In “The Tao of Alibaba”, Brian A. Wong explores the philosophy behind the retail giant and its effects on China’s decades-long economic transformation.
The visionary thinker R. Buckminster Fuller articulated a philosophical, almost spiritual faith in the power of technology to transform the human condition, to elevate human dignity and empowerment. He criticized some technologies — fossil fuels, for instance, and atomic energy — but few have believed more wholeheartedly, with an almost childlike exuberance, in the transcendent power of well-engineered, innovative tools to liberate people from the clutches of poverty, disease, and exploitation.
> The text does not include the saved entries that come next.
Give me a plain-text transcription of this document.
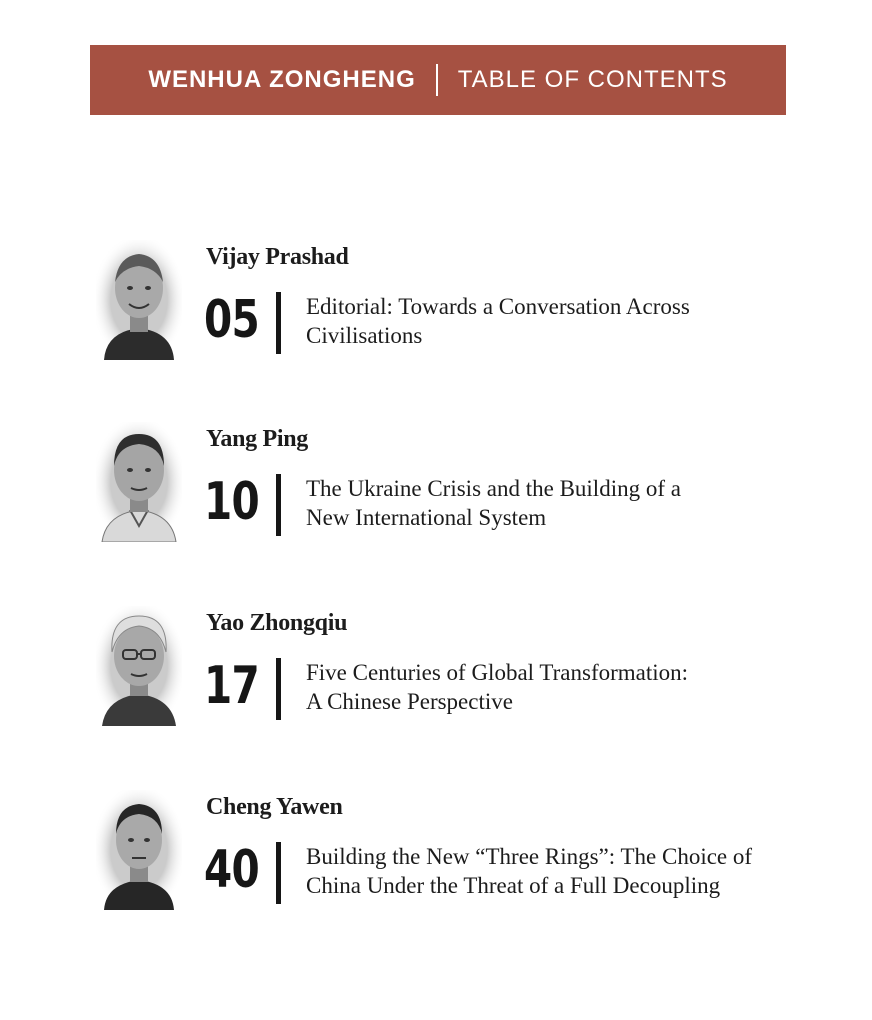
WENHUA ZONGHENG TABLE OF CONTENTS
Vijay Prashad
05 Editorial: Towards a Conversation Across
Civilisations
Yang Ping
10 The Ukraine Crisis and the Building of a
New International System
Yao Zhongqiu
17 Five Centuries of Global Transformation:
A Chinese Perspective
Cheng Yawen
40 Building the New “Three Rings”: The Choice of
China Under the Threat of a Full Decoupling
“We’re going to start emancipating humanity from being muscle and reflex machines,” Fuller wrote in his slender book Operating Manual for Spaceship Earth. “We’re going to give everybody a chance to develop their most powerful mental and intuitive faculties.” And that mission, in his view, was urgent. “We have discovered that we have the inherent capability and inferentially the responsibility of making humanity comprehensively and sustainably successful.”
Jack Ma and his transformative technological “tool,” the Alibaba digital ecosystem, falls into that ambitious, visionary project. He had the good fortune, though, to have launched his business at the dawn of the digital age, and so Jack was not only able to embrace a philosophical dedication to individual empowerment and societal transformation but also to create platforms that have contributed to that kind of uplift on a historic scale. The Alibaba digital ecosystem benefited from and helped accelerate one of the greatest successes of economic advancement in history: China’s meteoric rise over the past four decades from a deeply impoverished, struggling agricultural nation into what is now both an industrial and postindustrial powerhouse that is generating unprecedented wealth for its citizens.